ここで、人生最大級の転機を迎えます。いろんなことに挑戦したくなり、入院時に書きなぐった文章を以前、出版社に持ち込んだのですが、本にしませんか、とは言われましたが、結構な額を要求されそうになったので、断念してたことを思い出します。そこで、自分で文章や校正をして、製本だけしてもらえば、安くできるのではないか、と思います。ちょうどそのタイミングで、国からの給付金が出ました。これをチャンスととらえ、作ってみました。「あなたには生きていてほしい」そのタイトルは、チャットグループにいたころから決めていたネーミングでした。その本を出したいと当時チャットに書き込むと、私こそあなた(著者)に生きていてほしいと、打ち返してきてくれました。他にもピアサポートの仲間の紹介していただいたイベントで、プロのナレーターの方が自分の文章を読んでくれるものがあったのですが、その時に泣いて共感してくれた方がいて、自分の想いが届くことがあるんだ、と強く思い、自費出版にて「あなたには生きてほしい」が誕生しました。

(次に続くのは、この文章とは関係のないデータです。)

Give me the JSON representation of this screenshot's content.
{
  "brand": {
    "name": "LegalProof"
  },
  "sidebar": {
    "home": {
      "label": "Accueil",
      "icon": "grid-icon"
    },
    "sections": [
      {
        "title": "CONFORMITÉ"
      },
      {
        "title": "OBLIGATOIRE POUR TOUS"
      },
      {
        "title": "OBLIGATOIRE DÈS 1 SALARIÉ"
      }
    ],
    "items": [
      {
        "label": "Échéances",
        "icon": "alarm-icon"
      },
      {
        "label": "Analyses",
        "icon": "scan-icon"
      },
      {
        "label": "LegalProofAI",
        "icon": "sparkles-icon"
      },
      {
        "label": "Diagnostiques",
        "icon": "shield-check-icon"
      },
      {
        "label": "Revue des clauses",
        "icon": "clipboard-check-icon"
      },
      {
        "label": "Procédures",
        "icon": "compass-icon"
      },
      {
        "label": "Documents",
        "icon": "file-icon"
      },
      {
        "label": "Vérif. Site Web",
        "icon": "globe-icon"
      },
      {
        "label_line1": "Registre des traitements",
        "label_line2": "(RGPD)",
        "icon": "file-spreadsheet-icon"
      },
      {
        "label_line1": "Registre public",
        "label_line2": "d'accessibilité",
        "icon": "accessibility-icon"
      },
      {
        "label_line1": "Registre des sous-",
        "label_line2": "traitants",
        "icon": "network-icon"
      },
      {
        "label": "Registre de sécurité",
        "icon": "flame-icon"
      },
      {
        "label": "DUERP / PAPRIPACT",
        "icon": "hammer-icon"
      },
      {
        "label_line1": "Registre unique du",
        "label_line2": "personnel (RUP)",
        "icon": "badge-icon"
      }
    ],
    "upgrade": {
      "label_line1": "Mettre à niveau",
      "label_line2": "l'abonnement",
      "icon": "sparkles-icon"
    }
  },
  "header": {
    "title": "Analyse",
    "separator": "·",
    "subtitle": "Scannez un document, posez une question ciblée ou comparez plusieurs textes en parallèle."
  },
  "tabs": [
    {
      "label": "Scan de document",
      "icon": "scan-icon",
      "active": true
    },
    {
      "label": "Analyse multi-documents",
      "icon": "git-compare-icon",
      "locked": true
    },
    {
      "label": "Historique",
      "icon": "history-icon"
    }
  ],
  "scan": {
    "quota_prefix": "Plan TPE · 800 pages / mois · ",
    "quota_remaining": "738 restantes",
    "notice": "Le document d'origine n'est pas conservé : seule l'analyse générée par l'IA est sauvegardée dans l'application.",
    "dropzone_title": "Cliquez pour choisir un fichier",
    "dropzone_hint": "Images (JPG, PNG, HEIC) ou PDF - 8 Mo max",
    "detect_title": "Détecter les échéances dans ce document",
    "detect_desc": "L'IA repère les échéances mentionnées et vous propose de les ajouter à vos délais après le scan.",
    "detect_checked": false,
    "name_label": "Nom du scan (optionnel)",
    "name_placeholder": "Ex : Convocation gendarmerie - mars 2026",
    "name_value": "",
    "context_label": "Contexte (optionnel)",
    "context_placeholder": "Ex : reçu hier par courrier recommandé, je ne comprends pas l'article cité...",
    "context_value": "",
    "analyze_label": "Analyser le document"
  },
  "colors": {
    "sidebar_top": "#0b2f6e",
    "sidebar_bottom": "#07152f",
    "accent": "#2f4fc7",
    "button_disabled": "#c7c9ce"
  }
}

その後、リカバリーカレッジふくおかでクラウドファンディングすることになり、他のクラファンを見てみると、ちょうど自殺予防の件で、クラファンをしてある方がいました。それが現在、株式会社パパゲーノの田中さんなのですが、彼のフェイスブックグループに入れてもらい、また道が開かれたと思っています。そこで、自分のことを発表させていただいたり、他の方とつながったり、面白いように展開していきます。
そして、「あなたには生きていてほしい」の表紙絵と挿絵を描いてくださった、片岡洋子さんと、絵本を作ってみませんか?というお誘いが田中さんから持ってきてくれました。
わたしは、二つ返事でOKし、資金集めのためのクラウドファンディングは見事成功して、原作「あなたには生きていてほしい」の2次制作作品として、絵本「飛べない鳥のかけるん」は生まれました。この絵本は、パパゲーノさんとしても第1作にあたる記念のもので、そのお陰で、いろんな方に宣伝していただき、先日は神奈川テレビさんや神奈川県知事の黒岩さん、NHKさんにもご紹介いただきました。さらに、電子書籍化までしていただきました。すごく、広がっていって、自分でもびっくりな展開です。片岡さん夫妻と株式会社パパゲーノの皆さんには、足を向けて寝れません。
ところで、生前、おばあちゃんが言っていた言葉があります。「生きてるだけで儲けもの」というものです。さんまさんの「生きてるだけで丸儲け」と似てますが、生きているだけで価値があるんだよ、とそっと心を押してくれたんだと思います。この言葉は、おばあちゃんがなくなった今でも、私の中に留まってくれてます。
わたしには、精神疾患の経験をしたものとして、考えがあります。例えば、病気をしてしまうと、主治医に対して、いいなりの奴隷のようにその言葉を丸のみにして聞いてしまう事があったり、外に出ようとしても、障害を持っているというジレンマで他の方に対して、臆病になりがちです。私自身、外に出ようとしても、他の方から、自分自身を指さされ、障がい者だと冷たい視線で見られるような気がして、なかなか外出できない頃もありました。しかし、友達に「あなたは今も昔もあなたなんだよ。変わりやしないよ。」と言われ、昔と同様に接してもらえたことで、障害を持った自分を認めてあげることができるようになり、それをきっかけに、他の方の目を気にしないで、堂々と生きて行こうと思えるようになりました。だからこそ、障害を持っていようがいまいが、自由な意見を言うことができ、仕事やレジャーを自由に楽しめるような世の中であってほしいと願っています。障がい者になりたくてなった人はいないと思います。もし、あなたが突然障がい者になったら、家族が障がい者になったら、大切な友達がそうなったら、あなたはどうしますか?その時、初めて、障がい者にもっと向き合えばよかったと思うかもしれません。今、もっと障がい者に関心を持ってくれるような人が一人でも多くなり、そのスティグマ(偏見)が少なくなるようになることが、私の願いです。そして、そのために私だけでなく、多くの方が今日も頑張っていることを忘れてはいけないと思うのです。
さらに、医療者が精神疾患をもつ方に、支援するだけでなく、共に生きる世の中になってほしいのです。もっと言えば、当事者同士であったも、共に協力し合えるそんな社会になっていけばいいな、と切に思うものです。